29.7.12

"Bless the Lord, O my soul, and let all that's within me shout out..."
After a day of celebrating my father and our unique friendship, i came home and cried out to G O D in anger. Even in the most sacred of moments, it seems my selfish heart could not be thankful for what I had...
Desire is an interesting thing.
I am reading this book about how our superficial desires of the heart and flesh are only representations of our deeper desires for no sin.
For whole hearts.
For G O D.

Driving home-I was honest.
Laying upon the dock-I was honest.
Dreaming and creating with people-I am honest.

welcome to the dream team.

26.7.12

"This is my prayer in the desert
and all that's within me feels dry..."
I sang this song this morning in the Redwoods amongst young souls and Romantics-thankful for that.
Abruptly when I sang this line, I knew that it was not this way for myself-maybe even the antitheses.
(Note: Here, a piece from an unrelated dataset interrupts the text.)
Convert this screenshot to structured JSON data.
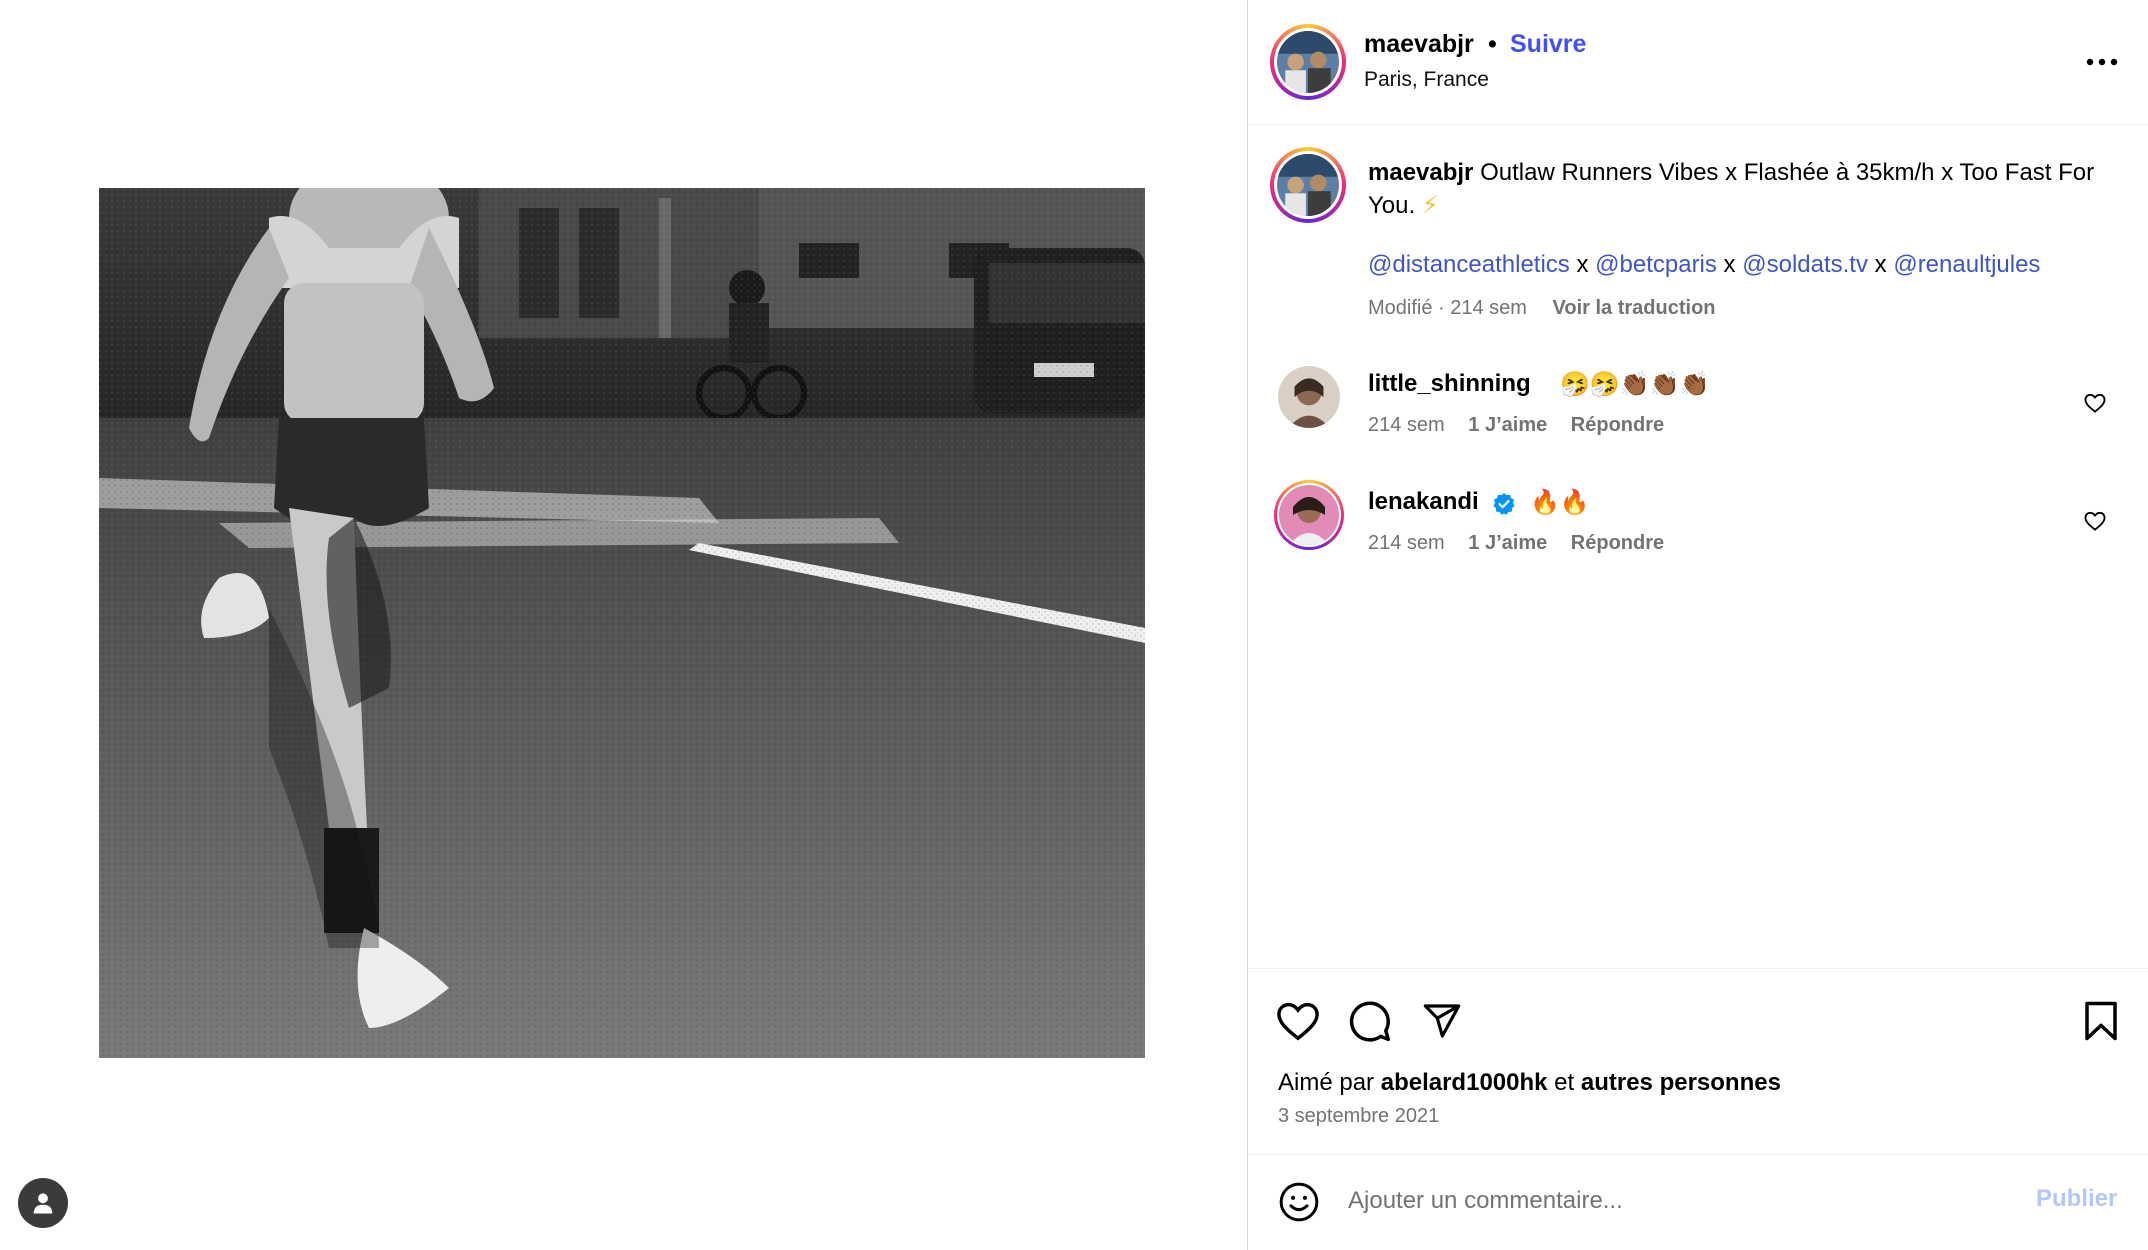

The picture that was in my head was a canvas with a saturation of colors on it, and swirling around it while it was levitating above in the air, and i was painting it all.
I do not feel dry at all, but overwhelmed by all of these bright and fantastical colors. so vivid and real-such an answer to prayer.
Overwhelming, but an answer nonetheless.

I have been realizing how much has changed since I graduated from high school.
I come upon finishing my undergraduate in nine months time. insane.

Summer 2009
 Christmas 2011
Just looking at the difference-I just look more tired. bahah!